A Friendly Local (© John Gresham)

This past Monday was to be my epic mountain adventure of the year.  I was going on a solo backpack of Crabtree Falls and The Priest.  I told everyone that I was going to make the climb on Monday, crash at the shelter, make my way down Tuesday, and use Wednesday to recuperate.  When I got to Massies Mill, I couldn’t even see the mountains due to the thick fog.  To make matters worse, the weatherman called for rain and thunderstorms all day and evening.  A 18 mile round trip solo hike in bad weather on some trail I wasn’t familiar with didn’t seem like a great idea to me.

So, I went to plan B.  I grabbed the “brick” and captured some waterfall images along Crabtree and the Tye River.  Unfortunately, the Country Store in Montebello didn’t take my ATM card.  The UVA Credit Union in Nellysford was available.  I found a great little Italian joint that had a used book exchange.  They didn’t have anything I was interested in.   But, I did pick up the “Appalachian Voice.”  Being discouraged about not being able to execute my original plan would have been self-defeating.  Enjoying the alternatives has given me an appreciation for Nelson County and a marinated beef and turkey sandwich with cheese.

*“Everything that can go wrong will go wrong.”  I wrote that on a post it note with no adhesive.  Some guy named Murphy picked it up, got the copyrights, and made millions.

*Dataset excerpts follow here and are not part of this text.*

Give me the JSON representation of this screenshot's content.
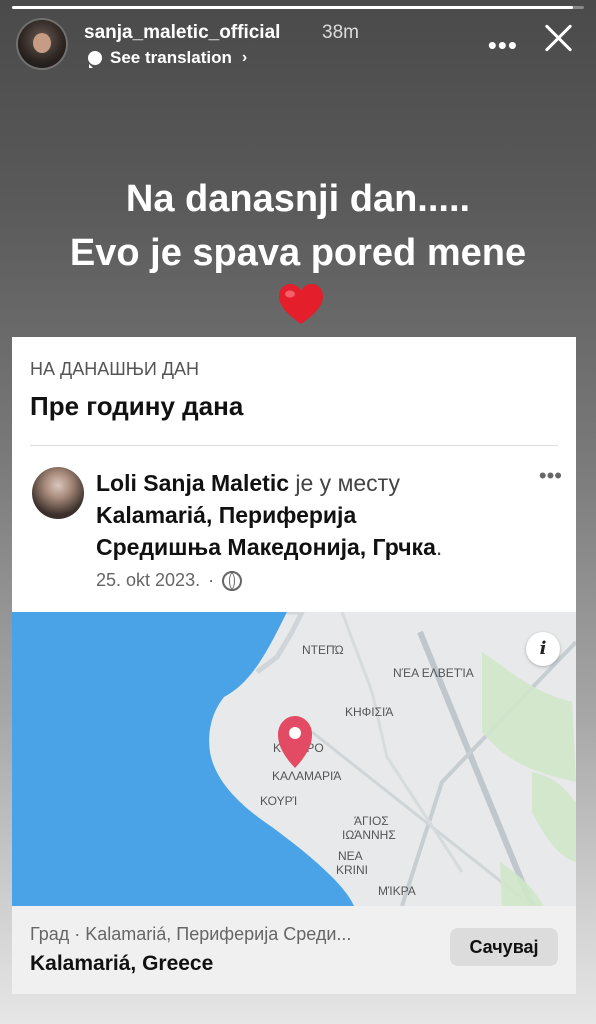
{
  "story": {
    "progress": 0.98,
    "username": "sanja_maletic_official",
    "time": "38m",
    "see_translation": "See translation",
    "caption_line1": "Na danasnji dan.....",
    "caption_line2": "Evo je spava pored mene",
    "heart_icon": "red-heart-icon"
  },
  "card": {
    "memory_title": "НА ДАНАШЊИ ДАН",
    "memory_subtitle": "Пре годину дана",
    "post": {
      "author": "Loli Sanja Maletic",
      "connector": "је у месту",
      "place_line1": "Kalamariá, Периферија",
      "place_line2": "Средишња Македонија, Грчка",
      "place_suffix": ".",
      "date": "25. okt 2023.",
      "separator": "·"
    },
    "map_labels": {
      "ntepo": "ΝΤΕΠΏ",
      "nea_elvetia": "ΝΈΑ ΕΛΒΕΤΊΑ",
      "kifisia": "ΚΗΦΙΣΙΆ",
      "kentro": "ΚΈΝΤΡΟ",
      "kalamaria": "ΚΑΛΑΜΑΡΙΆ",
      "kouri": "ΚΟΥΡΊ",
      "agios": "ΆΓΙΟΣ",
      "ioannis": "ΙΩΆΝΝΗΣ",
      "nea": "ΝΕΑ",
      "krini": "KRINI",
      "mikra": "ΜΊΚΡΑ"
    },
    "place": {
      "meta": "Град · Kalamariá, Периферија Среди...",
      "name": "Kalamariá, Greece",
      "save_label": "Сачувај"
    }
  },
  "colors": {
    "sea": "#4aa3e6",
    "land": "#e7e9ea",
    "pin": "#e24b63",
    "heart": "#e41e2b"
  }
}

Walkerton: Tidal Marsh Trip

Walkerton, Virginia is one of those little spots of real estate that barely show up on a map or GPS.  The King & Queen County town was once a busy little port on the Mattaponi River.  As with its upriver sister Aylett, Walkerton’s importance dwindled as more people relied on automobiles.  There is an attractive mill-pond, a couple of historic buildings, and a little gas station/country store to visit.  Civic organizations and the volunteer fire department hold different fundraisers serving delicious barbecue and Brunswick Stew.

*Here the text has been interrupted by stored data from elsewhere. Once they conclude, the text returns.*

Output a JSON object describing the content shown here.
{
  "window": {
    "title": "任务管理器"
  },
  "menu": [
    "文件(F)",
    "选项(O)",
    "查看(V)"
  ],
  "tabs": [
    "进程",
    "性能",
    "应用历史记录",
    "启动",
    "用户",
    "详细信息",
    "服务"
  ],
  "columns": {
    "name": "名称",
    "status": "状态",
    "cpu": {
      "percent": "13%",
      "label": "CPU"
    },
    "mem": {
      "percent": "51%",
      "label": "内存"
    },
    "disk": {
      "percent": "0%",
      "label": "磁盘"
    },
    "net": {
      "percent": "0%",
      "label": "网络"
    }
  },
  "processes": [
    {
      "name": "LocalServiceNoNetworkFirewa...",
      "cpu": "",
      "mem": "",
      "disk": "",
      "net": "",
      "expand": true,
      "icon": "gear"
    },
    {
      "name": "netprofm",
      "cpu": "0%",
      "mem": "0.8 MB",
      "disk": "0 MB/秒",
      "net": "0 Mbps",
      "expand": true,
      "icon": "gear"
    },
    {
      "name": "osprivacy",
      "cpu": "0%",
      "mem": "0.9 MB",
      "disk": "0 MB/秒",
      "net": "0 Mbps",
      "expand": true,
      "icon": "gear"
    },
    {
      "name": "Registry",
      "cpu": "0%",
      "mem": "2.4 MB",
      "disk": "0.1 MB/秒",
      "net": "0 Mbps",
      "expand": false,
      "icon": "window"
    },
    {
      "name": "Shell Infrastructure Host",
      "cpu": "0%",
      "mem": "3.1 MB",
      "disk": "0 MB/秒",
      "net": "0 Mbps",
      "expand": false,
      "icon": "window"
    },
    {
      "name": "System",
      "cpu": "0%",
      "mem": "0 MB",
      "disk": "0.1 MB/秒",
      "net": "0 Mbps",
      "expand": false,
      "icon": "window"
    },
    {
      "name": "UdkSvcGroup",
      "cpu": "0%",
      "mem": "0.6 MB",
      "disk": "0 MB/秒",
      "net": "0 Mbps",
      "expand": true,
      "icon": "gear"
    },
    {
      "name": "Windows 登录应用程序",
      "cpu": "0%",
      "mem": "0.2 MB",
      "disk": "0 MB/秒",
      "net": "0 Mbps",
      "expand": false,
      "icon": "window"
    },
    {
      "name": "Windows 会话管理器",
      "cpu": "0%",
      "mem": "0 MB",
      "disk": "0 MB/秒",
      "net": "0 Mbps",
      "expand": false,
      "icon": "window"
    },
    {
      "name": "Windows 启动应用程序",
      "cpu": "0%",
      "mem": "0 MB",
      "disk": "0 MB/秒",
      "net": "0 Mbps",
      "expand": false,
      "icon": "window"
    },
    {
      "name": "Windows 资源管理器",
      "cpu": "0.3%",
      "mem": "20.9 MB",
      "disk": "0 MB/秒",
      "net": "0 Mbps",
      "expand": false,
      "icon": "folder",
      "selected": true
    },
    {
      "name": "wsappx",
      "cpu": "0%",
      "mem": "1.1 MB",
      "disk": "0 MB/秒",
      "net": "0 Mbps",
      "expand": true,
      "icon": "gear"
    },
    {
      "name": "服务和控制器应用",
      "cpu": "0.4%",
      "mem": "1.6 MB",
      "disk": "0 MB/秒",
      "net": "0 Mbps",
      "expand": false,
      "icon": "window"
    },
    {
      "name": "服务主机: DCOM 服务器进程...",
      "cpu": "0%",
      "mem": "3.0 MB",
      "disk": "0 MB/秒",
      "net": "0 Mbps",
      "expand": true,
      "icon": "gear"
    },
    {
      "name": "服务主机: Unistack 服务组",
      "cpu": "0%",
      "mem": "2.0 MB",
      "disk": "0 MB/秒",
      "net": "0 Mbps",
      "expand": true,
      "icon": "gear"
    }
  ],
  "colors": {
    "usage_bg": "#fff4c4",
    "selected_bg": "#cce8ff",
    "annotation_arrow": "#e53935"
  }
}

Mattaponi Reflection (© John Gresham)

From Memorial Day to Labor Day, motorboats dominate the Mattaponi River here.  The river is tidal, but freshwater.  Water-skiing and jet-skiing are very popular with locals and those in the know.  But, things can get a bit congested here and there are a few shallow islands that one has to navigate.  This gets even trickier as the tidal current is said to be one of the swiftest in the state.  Canoeists and kayakers would do well to avoid the town on weekends.

 

Misty Foot Bridge (© John Gresham)

 

Weekdays before the Spring and Summer madness begins is a great time to paddle here.  The local fire dept. has a launch specifically for small craft (please leave a donation) and there is a kiosk of information about this stretch of the river provided by the Mattaponi/Pamunkey Rivers Association.  The freshwater tidal marsh is a fine place to admire the variety of plants growing along the shoreline.  Sunrise and sunset visits offer great opportunities for capturing a beautiful image or two with your camera.  Or, try your luck with a rod and reel.  Walkerton is known for catfish and yellow perch fishing.  But, the bass and bream provide action as well.

From Richmond, take Rt.360 East to Central Garage.  Turn Right on Rt. 30 and left on Rt. 629 (across from Hamilton-Holmes Middle School).